From our experience of working with and training successful leaders in the public sector, there are six key things you can do to increase your agency or team’s chance of success – while becoming a more effective leader yourself. And the payoff can be significant.
- Define success. One of the first things that a leader must do – and something only he or she can do – is to spell out objectives. In our experience, the best leaders think big and consider all of their stakeholders, including managers, employees, constituents ,and the community. What is the success measure that will mean something to all of them? If your team is aware of a mission or project’s end goal, then the members will be better able to embrace and work toward it. As obvious as that sounds, there are very few teams where all members know the exact outcomes that will define success and are collectively committed to achieving them.
- Take stock. Another critical step is to honestly assess how close you are to achieving your goals, by doing a gap analysis. What does “great” look like, where is your team already great, and where is it falling short? Having a clear understanding of where you need to beef up performance provides you with the basis for defining the new and different behaviors required. It’s important for your team to agree on these behaviors.
- Strive for consistency. Of course every organization has pockets of greatness but the difference between great and lesser performers is that great performers have a higher percentage of their units working at a top level. Engaging the team to achieve more consistency and institutionalize the behaviors you want is the way to broaden your pocket of greatness. You do this by paying attention to the right things – every day.
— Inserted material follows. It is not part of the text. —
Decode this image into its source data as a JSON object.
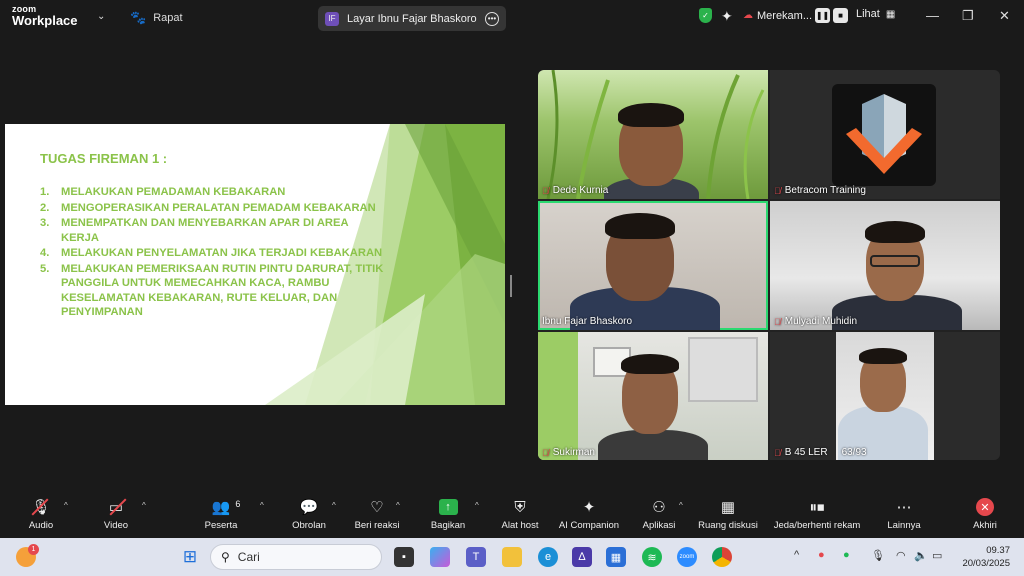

- Provide opportunities for growth. Identify those special assignments that provide learning challenges for individual members of your team. Don’t forget to include the training that will expedite that development. Recognize that each team member prospers and contributes more to the group as a whole when they have the opportunity and support to expand their professional capabilities.
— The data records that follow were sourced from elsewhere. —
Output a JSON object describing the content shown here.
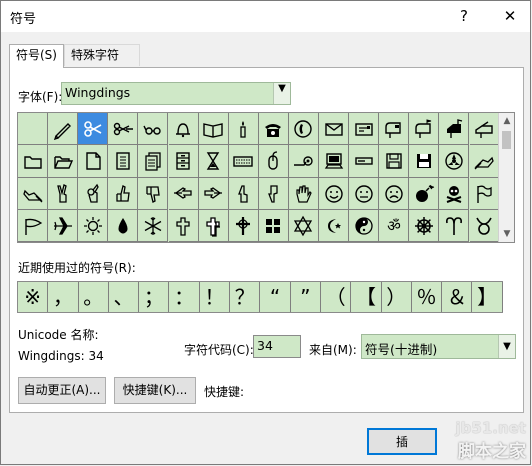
{
  "window": {
    "title": "符号",
    "help_label": "?",
    "close_label": "✕"
  },
  "tabs": [
    {
      "label": "符号(S)",
      "active": true
    },
    {
      "label": "特殊字符(P)",
      "active": false
    }
  ],
  "font": {
    "label": "字体(F):",
    "value": "Wingdings"
  },
  "symbol_grid": {
    "selected_index": 2,
    "rows": [
      [
        "blank-symbol",
        "pencil-symbol",
        "scissors-symbol",
        "scissors-cutting-symbol",
        "glasses-symbol",
        "bell-symbol",
        "book-open-symbol",
        "candle-symbol",
        "telephone-symbol",
        "telephone-location-symbol",
        "envelope-symbol",
        "envelope-back-symbol",
        "mailbox-closed-symbol",
        "mailbox-flag-symbol",
        "mailbox-open-flag-symbol",
        "mailbox-open-symbol"
      ],
      [
        "folder-symbol",
        "folder-open-symbol",
        "page-curl-symbol",
        "page-symbol",
        "pages-symbol",
        "file-cabinet-symbol",
        "hourglass-symbol",
        "keyboard-symbol",
        "mouse-symbol",
        "trackball-symbol",
        "computer-symbol",
        "hard-disk-symbol",
        "floppy-white-symbol",
        "floppy-black-symbol",
        "tape-drive-symbol",
        "writing-hand-symbol"
      ],
      [
        "writing-hand-left-symbol",
        "victory-hand-symbol",
        "ok-hand-symbol",
        "thumbs-up-symbol",
        "thumbs-down-symbol",
        "point-left-symbol",
        "point-right-symbol",
        "point-up-symbol",
        "point-down-symbol",
        "open-hand-symbol",
        "smiley-symbol",
        "neutral-face-symbol",
        "frown-face-symbol",
        "bomb-symbol",
        "skull-symbol",
        "flag-symbol"
      ],
      [
        "pennant-symbol",
        "airplane-symbol",
        "sun-symbol",
        "droplet-symbol",
        "snowflake-symbol",
        "latin-cross-symbol",
        "shadowed-cross-symbol",
        "celtic-cross-symbol",
        "maltese-cross-symbol",
        "star-of-david-symbol",
        "crescent-star-symbol",
        "yin-yang-symbol",
        "om-symbol",
        "dharma-wheel-symbol",
        "aries-symbol",
        "taurus-symbol"
      ]
    ]
  },
  "recent": {
    "label": "近期使用过的符号(R):",
    "symbols": [
      "※",
      "，",
      "。",
      "、",
      "；",
      "：",
      "！",
      "？",
      "“",
      "”",
      "（",
      "【",
      "）",
      "％",
      "＆",
      "】"
    ]
  },
  "unicode_name": {
    "label": "Unicode 名称:",
    "value": "Wingdings: 34"
  },
  "char_code": {
    "label": "字符代码(C):",
    "value": "34"
  },
  "from": {
    "label": "来自(M):",
    "value": "符号(十进制)"
  },
  "buttons": {
    "autocorrect": "自动更正(A)...",
    "shortcut_key": "快捷键(K)...",
    "shortcut_label": "快捷键:",
    "insert": "插"
  },
  "watermark": {
    "line1": "jb51.net",
    "line2": "脚本之家"
  }
}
- Hold team members accountable. Strong leaders hold accountability sessions several times a day, taking the opportunity to briefly meet and assess how things are going. They don’t wait for a weekly meeting. And they bring others into the process, asking team members to hold each other responsible for engaging in the behaviors required to reach the group’s objectives. Employees can coach each other on the spot and adjust behaviors immediately. They talk as a team. They help each other. Most people, if given the chance, want to work toward an achievable goal and want to be associated with a great team.
- Build trust. A team must know that its leader is both competent and possesses good character. Showing your team members you care about them as people, listening to their ideas and recognizing them for their contributions, will go a long way in building trust and cohesiveness. In our experience, the government often is much better at this than the private sector since federal employees typically are mission-oriented and have a desire to serve the public. The best leaders already have learned how to win loyalty and build trust, often reducing personnel turnover in the process.
With budgets growing tighter and an increasing emphasis on efficiency, improving execution will become more important than ever. So ask yourself: Which of the above factors would most help your team or your agency to significantly enhance its results? Take a step back and evaluate: Have you got success clearly defined, do your team members know the behaviors expected of them, and is there support and accountability? Think about focusing a bit less on fiddling with your long-term strategy and more on those daily accomplishments that will drive your current strategy.